Segundo a Gazeta do Povo, o novo esboço de depoimento apresentado por Vorcaro agora exige uma admissão formal de culpa com provas concretas contra altas autoridades dos Três Poderes. A PF não tolera mais informações consideradas “fracas” e “seletivas”, como na primeira versão da delação que foi rejeitada. Como resultado, o empresário perdeu os privilégios concedidos – incluindo a sala especial –, sendo transferido para uma cela comum.

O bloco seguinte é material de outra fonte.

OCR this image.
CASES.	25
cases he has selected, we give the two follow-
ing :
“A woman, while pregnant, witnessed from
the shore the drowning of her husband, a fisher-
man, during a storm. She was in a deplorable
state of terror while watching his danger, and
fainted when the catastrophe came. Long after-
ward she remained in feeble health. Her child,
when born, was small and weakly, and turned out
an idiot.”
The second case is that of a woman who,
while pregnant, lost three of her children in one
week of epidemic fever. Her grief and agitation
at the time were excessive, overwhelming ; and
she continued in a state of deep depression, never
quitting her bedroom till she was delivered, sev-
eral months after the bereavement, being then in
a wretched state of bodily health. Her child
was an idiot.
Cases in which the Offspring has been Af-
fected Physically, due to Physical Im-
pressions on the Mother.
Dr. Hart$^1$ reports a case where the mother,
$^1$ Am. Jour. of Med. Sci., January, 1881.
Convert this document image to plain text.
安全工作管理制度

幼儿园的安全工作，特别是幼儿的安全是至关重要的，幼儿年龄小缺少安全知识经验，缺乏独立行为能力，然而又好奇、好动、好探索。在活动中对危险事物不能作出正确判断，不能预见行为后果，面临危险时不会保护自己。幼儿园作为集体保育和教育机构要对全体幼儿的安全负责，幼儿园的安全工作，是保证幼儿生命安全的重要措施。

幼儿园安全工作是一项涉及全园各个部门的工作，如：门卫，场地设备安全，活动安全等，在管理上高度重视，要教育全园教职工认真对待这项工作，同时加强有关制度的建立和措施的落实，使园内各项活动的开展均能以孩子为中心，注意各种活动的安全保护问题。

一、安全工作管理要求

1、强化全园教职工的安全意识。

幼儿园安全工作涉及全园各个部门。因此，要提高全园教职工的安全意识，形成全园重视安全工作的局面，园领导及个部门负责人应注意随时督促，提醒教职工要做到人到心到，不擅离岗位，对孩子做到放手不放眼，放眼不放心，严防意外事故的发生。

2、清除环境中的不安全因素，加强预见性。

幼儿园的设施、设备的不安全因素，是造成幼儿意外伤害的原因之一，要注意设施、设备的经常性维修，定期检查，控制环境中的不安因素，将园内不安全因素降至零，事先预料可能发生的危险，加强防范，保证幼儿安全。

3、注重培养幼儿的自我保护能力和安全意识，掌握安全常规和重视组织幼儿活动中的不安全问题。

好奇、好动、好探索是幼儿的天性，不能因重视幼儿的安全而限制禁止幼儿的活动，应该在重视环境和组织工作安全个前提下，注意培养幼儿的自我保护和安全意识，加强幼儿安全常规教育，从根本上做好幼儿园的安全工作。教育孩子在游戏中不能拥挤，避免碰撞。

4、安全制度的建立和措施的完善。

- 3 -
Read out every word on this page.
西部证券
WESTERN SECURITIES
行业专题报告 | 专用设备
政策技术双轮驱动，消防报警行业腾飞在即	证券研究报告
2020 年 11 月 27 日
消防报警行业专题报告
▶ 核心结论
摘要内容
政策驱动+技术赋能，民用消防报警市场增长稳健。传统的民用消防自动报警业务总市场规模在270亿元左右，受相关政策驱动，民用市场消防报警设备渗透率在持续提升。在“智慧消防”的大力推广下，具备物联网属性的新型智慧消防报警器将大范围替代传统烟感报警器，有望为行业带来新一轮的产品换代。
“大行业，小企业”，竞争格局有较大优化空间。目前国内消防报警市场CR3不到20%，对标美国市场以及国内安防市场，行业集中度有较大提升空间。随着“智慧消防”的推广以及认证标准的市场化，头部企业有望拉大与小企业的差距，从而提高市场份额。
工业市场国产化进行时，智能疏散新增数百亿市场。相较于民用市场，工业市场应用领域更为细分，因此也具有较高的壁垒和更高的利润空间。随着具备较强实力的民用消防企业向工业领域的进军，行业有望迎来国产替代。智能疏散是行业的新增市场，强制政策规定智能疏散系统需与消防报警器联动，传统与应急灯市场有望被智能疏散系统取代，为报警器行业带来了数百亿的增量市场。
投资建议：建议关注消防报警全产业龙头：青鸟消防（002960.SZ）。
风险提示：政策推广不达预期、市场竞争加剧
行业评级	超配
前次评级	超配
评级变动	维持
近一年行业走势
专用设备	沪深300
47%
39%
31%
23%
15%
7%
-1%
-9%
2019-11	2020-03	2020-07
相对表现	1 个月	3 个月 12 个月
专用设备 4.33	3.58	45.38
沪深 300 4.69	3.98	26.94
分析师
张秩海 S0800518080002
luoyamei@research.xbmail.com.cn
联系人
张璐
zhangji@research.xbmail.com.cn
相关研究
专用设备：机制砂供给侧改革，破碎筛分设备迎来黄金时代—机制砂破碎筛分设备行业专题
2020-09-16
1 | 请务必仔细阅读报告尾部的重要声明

O caso se complica com menções ao senador Ciro Nogueira (PP), alvo de investigação por supostos pagamentos mensais no valor de R$ 500 mil e uma viagem aos Alpes Franceses financiada por Vorcaro, além da questão envolvendo o resort ligado a familiares do ministro Dias Toffoli. A busca pela Polícia Federal é identificar os mecanismos para recuperar cerca de R$60 bilhões que teriam sido desviados através deste esquema fraudulento no Banco Master.

A estratégia adotada pelos investigadores envolve o uso da “Difusão Prateada” da Interpol, uma ferramenta internacional para localizar e bloquear ativos financeiros em outros países – buscando rastrear os recursos desviados das vítimas do caso Master. Paralelamente à análise dos novos materiais apresentados por Vorcaro, a investigação se estende aos seus familiares: Henrique Vorcaro, Felipe Vorcaro e Fabiano Zettel, todos já presos durante as fases da Operação Compliance Zero, com o último possivelmente buscando um acordo de colaboração individual.